Ash lived in East Germany on and off in the late 1970s and 1980s, before he was banned from re-entering the country due to unflattering news articles. The Ministry for State Security, (German: Ministerium für Staatssicherheit, commonly known in a creepy acronym as the Stasi), like bureaucrats everywhere, had to justify budget allocations so it spied on anybody even remotely suspicious, such as Ash, who was doing research for an advanced degree in history (on how the Nazi evil took over the culture of Luther, Goethe, Beethoven, Schiller, science, and modernism). When Germany re-united, it opened up 110 miles of Stasi files to anybody who wanted to read them. Ash read his file and went to talk to the acquaintances who informed on him and the Stasi officers that supervised the informers. This book examines the qualities, the human weaknesses, that made one person an informer, another a Stasi officer and others dissidents or voluntary misfits and slackers. And, no, the fault is not because they were Germans nor in their stars . . . human, all too human.

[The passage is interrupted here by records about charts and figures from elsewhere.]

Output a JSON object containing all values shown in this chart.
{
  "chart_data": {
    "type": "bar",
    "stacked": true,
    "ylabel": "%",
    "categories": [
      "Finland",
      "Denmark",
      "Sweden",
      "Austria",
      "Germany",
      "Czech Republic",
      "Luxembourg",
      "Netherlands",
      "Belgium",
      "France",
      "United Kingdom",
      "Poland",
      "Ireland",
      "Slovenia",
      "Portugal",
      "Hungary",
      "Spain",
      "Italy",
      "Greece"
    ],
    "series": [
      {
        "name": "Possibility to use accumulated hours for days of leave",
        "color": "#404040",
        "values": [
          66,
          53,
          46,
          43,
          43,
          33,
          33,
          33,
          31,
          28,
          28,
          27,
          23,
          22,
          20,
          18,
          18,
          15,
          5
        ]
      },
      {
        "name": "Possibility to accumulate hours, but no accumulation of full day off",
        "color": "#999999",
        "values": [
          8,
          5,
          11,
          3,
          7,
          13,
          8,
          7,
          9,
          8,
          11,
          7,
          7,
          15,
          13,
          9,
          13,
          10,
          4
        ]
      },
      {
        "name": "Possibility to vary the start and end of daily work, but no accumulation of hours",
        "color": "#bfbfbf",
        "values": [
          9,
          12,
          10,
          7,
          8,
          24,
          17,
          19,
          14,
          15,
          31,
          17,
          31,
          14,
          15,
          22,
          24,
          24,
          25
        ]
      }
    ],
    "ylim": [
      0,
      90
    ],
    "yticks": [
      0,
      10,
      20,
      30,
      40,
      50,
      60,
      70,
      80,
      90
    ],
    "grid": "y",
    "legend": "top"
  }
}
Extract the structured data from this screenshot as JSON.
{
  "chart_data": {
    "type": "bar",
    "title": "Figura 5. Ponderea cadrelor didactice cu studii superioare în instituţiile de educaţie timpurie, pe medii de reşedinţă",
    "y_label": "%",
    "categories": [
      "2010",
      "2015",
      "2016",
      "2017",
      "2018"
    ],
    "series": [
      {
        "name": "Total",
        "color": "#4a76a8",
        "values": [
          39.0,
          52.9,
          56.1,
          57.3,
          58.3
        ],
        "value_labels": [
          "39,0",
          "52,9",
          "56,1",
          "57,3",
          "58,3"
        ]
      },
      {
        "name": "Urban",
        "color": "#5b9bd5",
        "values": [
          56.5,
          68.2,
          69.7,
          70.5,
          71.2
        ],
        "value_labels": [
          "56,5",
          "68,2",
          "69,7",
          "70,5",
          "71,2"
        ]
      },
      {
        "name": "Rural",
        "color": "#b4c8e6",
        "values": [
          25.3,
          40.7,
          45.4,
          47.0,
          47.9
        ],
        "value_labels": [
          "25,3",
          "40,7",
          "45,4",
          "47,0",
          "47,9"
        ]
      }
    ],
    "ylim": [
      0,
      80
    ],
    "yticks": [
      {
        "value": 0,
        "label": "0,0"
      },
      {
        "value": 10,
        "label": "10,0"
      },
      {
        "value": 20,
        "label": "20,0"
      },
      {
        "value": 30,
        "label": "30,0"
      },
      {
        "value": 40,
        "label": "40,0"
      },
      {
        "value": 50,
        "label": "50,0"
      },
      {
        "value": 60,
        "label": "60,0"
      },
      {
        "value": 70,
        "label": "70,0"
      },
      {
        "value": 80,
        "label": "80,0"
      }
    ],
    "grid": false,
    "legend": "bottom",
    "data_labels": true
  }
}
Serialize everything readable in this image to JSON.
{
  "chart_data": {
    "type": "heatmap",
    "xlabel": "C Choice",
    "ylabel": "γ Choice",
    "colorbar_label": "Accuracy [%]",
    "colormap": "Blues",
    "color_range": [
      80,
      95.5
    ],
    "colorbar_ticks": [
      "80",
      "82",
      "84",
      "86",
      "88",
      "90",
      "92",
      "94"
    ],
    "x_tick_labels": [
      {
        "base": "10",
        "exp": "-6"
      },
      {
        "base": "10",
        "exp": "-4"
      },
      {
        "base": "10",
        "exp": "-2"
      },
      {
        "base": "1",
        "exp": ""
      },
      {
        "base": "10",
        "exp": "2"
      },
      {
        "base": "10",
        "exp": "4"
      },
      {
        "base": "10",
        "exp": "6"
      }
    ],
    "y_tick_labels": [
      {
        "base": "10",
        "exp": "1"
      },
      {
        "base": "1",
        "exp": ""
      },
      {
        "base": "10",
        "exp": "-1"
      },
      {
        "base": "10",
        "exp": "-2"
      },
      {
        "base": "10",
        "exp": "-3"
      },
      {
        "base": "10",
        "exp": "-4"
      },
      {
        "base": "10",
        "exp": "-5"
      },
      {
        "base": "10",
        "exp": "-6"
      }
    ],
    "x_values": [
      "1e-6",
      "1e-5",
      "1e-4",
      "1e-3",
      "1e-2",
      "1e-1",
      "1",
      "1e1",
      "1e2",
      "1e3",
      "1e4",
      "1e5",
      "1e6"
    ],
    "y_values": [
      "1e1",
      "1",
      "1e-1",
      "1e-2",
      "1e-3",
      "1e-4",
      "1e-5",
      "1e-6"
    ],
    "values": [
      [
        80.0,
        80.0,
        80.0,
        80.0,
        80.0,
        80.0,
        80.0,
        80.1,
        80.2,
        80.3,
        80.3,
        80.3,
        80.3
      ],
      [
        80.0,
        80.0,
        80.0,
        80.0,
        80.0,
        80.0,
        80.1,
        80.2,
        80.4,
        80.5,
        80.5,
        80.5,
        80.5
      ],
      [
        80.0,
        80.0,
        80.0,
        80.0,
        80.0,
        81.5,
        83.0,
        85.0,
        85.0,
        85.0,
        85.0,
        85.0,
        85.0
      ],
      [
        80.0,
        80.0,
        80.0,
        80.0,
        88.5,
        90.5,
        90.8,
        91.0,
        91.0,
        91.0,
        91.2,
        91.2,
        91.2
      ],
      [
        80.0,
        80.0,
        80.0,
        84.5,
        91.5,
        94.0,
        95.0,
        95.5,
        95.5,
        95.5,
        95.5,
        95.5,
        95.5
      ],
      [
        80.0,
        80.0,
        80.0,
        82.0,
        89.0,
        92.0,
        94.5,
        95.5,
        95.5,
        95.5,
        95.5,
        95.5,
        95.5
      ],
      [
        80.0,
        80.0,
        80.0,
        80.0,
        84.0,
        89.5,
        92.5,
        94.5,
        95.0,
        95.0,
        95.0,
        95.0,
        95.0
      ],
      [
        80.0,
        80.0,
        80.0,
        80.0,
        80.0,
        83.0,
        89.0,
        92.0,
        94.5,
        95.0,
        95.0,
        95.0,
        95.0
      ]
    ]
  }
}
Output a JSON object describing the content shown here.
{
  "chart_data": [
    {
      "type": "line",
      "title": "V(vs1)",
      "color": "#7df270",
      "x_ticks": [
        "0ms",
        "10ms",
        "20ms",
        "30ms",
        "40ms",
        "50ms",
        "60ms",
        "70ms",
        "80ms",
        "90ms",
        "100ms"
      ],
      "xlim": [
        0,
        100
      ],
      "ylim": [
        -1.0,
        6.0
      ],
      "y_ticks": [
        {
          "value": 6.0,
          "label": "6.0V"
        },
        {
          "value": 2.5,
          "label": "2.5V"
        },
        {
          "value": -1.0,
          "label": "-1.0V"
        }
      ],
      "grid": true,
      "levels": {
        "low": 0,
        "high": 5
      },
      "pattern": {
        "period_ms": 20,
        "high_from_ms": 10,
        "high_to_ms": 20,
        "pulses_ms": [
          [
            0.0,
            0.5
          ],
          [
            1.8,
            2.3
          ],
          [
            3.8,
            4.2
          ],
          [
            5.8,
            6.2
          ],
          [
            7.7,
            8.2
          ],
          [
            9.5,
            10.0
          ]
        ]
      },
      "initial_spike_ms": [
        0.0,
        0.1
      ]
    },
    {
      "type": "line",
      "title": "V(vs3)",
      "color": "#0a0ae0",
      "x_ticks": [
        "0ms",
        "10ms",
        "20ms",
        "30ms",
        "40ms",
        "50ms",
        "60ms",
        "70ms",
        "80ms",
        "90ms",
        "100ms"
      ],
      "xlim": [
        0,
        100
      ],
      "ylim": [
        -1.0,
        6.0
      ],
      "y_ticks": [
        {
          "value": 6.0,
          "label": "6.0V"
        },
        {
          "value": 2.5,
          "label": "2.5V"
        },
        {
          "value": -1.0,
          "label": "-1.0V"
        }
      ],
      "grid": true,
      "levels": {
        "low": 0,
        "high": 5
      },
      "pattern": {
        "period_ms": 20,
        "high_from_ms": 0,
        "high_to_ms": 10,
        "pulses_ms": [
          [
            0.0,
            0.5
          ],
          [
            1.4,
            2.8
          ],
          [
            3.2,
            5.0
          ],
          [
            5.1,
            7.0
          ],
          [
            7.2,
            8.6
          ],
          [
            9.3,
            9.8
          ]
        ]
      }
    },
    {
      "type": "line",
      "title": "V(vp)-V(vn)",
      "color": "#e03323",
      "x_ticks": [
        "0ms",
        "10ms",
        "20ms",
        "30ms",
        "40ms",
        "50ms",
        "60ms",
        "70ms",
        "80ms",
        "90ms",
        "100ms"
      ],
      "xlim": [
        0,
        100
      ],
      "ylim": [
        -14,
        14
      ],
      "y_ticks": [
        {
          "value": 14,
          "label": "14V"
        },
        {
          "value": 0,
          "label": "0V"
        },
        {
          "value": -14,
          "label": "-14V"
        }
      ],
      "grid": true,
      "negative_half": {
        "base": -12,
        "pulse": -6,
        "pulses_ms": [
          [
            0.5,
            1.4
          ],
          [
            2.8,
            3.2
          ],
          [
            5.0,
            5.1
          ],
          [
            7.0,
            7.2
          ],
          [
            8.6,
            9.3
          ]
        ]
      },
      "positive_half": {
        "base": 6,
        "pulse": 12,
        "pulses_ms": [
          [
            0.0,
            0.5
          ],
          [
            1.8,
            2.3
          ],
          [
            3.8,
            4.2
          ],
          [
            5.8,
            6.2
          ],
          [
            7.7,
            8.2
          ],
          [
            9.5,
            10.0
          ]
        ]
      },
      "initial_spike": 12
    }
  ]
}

fascinating, disturbing, enraging - is there a file on you somewhere?
If there is a file on you, is it correct to your liking, or is it filled with half truths and half lies, twisted to make you and others around you look less than the 'good citizen' you 'should' be?
This book was an excellent read and brings up questions about our own government and the limits of power that protect us from abuse from those within.
Highly recommended. Book written and published in England by Flamingo.